Der Anteil der Kinder von Alleinerziehenden, die vom Staat alimentiert werden, steigt: 2005 habe der Anteil bei 3,42 Prozent aller Kinder gelegen, 2012 dann bei 3,8 Prozent, berichtet die Mitteldeutsche Zeitung unter Berufung auf eine Antwort des Bundesfamilienministeriums auf eine Kleine Anfrage der Linksfraktion. Erfasst werden Kinder, die bei einem allein erziehenden Elternteil aufwachsen und nach dem Unterhaltsvorschussgesetz Anspruch auf eine staatliche Sozialleistung haben. Dies ist immer dann der Fall, wenn der andere Partner den Unterhalt nicht zahlt oder zahlen kann. In der Regel sind es Väter, die keinen Unterhalt zahlen wollen oder können. Neun von zehn Alleinerziehenden waren im Jahre 2009 nach den Angaben des Statistischen Bundesamtes Frauen.

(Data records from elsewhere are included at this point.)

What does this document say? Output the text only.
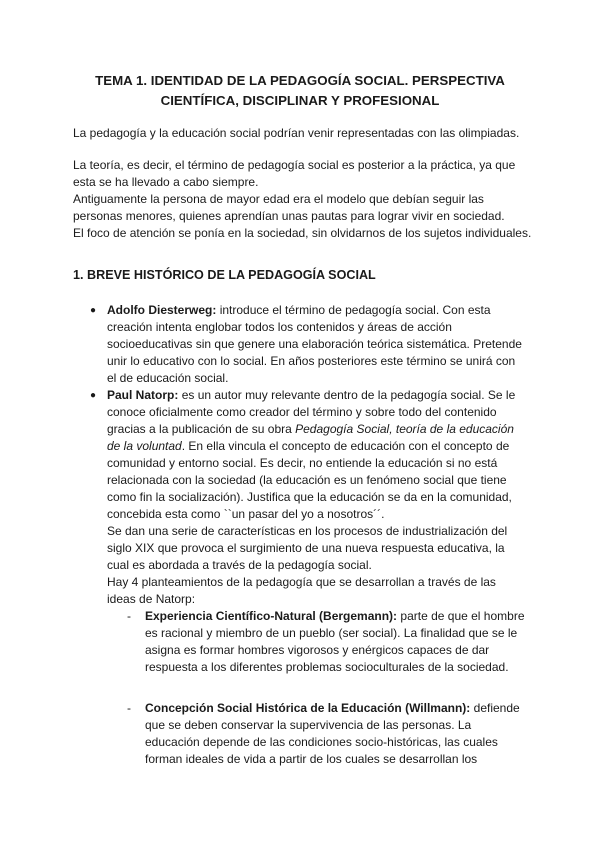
TEMA 1. IDENTIDAD DE LA PEDAGOGÍA SOCIAL. PERSPECTIVA CIENTÍFICA, DISCIPLINAR Y PROFESIONAL
La pedagogía y la educación social podrían venir representadas con las olimpiadas.
La teoría, es decir, el término de pedagogía social es posterior a la práctica, ya que esta se ha llevado a cabo siempre.
Antiguamente la persona de mayor edad era el modelo que debían seguir las personas menores, quienes aprendían unas pautas para lograr vivir en sociedad.
El foco de atención se ponía en la sociedad, sin olvidarnos de los sujetos individuales.
1. BREVE HISTÓRICO DE LA PEDAGOGÍA SOCIAL
● Adolfo Diesterweg: introduce el término de pedagogía social. Con esta creación intenta englobar todos los contenidos y áreas de acción socioeducativas sin que genere una elaboración teórica sistemática. Pretende unir lo educativo con lo social. En años posteriores este término se unirá con el de educación social.
● Paul Natorp: es un autor muy relevante dentro de la pedagogía social. Se le conoce oficialmente como creador del término y sobre todo del contenido gracias a la publicación de su obra Pedagogía Social, teoría de la educación de la voluntad. En ella vincula el concepto de educación con el concepto de comunidad y entorno social. Es decir, no entiende la educación si no está relacionada con la sociedad (la educación es un fenómeno social que tiene como fin la socialización). Justifica que la educación se da en la comunidad, concebida esta como ``un pasar del yo a nosotros´´.
Se dan una serie de características en los procesos de industrialización del siglo XIX que provoca el surgimiento de una nueva respuesta educativa, la cual es abordada a través de la pedagogía social.
Hay 4 planteamientos de la pedagogía que se desarrollan a través de las ideas de Natorp:
- Experiencia Científico-Natural (Bergemann): parte de que el hombre es racional y miembro de un pueblo (ser social). La finalidad que se le asigna es formar hombres vigorosos y enérgicos capaces de dar respuesta a los diferentes problemas socioculturales de la sociedad.
- Concepción Social Histórica de la Educación (Willmann): defiende que se deben conservar la supervivencia de las personas. La educación depende de las condiciones socio-históricas, las cuales forman ideales de vida a partir de los cuales se desarrollan los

Der Anteil von bundesweit 3,8 Prozent Kindern, die im Jahr 2012 von staatlichen Unterhaltsleistungen lebten, entsprach einer Gesamtzahl von 487.000. Besonders hoch war die Quote in den Bundesländern Sachsen-Anhalt und Mecklenburg-Vorpommern mit jeweils 7,9 Prozent. Die niedrigsten Werte verzeichneten die Länder Baden-Württemberg mit 2,0 Prozent, Bayern mit 2,2 und Hessen mit 3,1 Prozent.

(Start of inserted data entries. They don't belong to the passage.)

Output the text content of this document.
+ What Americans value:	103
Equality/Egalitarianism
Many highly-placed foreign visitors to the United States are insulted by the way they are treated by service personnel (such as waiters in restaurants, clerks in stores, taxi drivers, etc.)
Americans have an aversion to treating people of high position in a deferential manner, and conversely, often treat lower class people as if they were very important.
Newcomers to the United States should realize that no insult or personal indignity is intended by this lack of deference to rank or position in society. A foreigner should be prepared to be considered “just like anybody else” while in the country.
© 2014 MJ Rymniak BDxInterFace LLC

Kinder erhalten nur bis zum 12. Lebensjahr Unterhaltsvorschüsse durch den Staat. Diese Altersgrenze wird kritisiert, da nach dem 12. Lebensjahr das Armutsrisiko für Kinder von Alleinerziehenden steigt. Laut den Angaben der Bundesregierung auf die Kleine Anfrage würde eine Anhebung der Altersgrenze mindestens 230 Millionen Euro kosten.